Si può affermare che Giuseppe fosse in una fase della sua vita che potremmo definire “di attesa”. Credo che la Parola di Dio non ci riveli con esattezza quale fosse l’entità della pena che lui doveva scontare. Era un detenuto che, utilizzando un linguaggio moderno, non aveva  “la certezza della pena”. Forse la  sua permanenza in quella prigione era a scadenza indeterminata, la sua liberazione era legata  a tutta una serie di circostanze  che in buona parte  non dipendevano da lui.  Giuseppe era in attesa che accadesse qualcosa,  che un avvenimento cambiasse la sua situazione, aspettava di uscire dalla prigione, Giuseppe attendeva  che Dio intervenisse nella sua vita. Giuseppe era in attesa. Tutti noi dobbiamo attendere. Tutti noi siamo in attesa di qualcosa o qualcuno, tutti noi abbiamo delle aspettative.

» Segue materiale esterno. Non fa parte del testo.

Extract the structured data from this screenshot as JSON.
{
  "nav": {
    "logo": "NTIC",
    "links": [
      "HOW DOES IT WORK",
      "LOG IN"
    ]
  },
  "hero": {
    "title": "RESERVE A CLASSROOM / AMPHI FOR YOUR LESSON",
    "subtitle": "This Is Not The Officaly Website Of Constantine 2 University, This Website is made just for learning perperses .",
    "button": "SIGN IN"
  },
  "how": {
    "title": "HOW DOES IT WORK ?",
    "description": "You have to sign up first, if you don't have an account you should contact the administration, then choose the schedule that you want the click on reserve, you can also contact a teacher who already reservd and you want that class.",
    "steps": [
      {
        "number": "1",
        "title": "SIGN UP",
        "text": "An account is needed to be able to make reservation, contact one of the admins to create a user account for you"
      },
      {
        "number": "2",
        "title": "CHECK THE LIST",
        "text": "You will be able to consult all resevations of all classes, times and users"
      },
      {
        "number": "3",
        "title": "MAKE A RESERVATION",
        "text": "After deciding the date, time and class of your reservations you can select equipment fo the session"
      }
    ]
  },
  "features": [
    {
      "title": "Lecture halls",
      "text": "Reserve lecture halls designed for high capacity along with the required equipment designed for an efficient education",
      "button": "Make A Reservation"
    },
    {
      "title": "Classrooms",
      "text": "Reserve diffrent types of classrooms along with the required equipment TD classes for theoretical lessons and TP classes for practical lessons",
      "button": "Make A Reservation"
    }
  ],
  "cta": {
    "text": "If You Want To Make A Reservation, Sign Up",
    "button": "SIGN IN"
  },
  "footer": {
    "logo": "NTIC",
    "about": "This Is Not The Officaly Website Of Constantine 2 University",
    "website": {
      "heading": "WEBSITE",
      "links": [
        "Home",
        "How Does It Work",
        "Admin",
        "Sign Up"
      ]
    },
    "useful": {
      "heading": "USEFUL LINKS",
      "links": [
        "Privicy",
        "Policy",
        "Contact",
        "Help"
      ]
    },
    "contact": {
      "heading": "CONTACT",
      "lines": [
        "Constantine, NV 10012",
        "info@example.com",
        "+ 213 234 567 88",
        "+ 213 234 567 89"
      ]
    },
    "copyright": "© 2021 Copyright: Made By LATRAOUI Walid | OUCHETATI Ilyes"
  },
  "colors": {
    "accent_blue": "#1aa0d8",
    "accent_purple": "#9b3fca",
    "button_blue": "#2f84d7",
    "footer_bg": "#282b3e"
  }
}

Per molti di noi, e per me sicuramente, l’attesa è uno dei lati che ci piace meno della vita, ma è una  parte che caratterizza una percentuale non trascurabile della nostra esistenza, dalle cose grandi ai dettagli.
Qualche esempio?
Quando siamo giovani attendiamo di terminare gli studi e in questa fase attendiamo di sostenere  degli  esami, quando li abbiamo sostenuti aspettiamo per sapere se sono stati  superati.
Attendiamo di trovare un lavoro e aspettiamo che qualcuno ci chiami per un colloquio e nel frattempo attendiamo di sapere com’è andato.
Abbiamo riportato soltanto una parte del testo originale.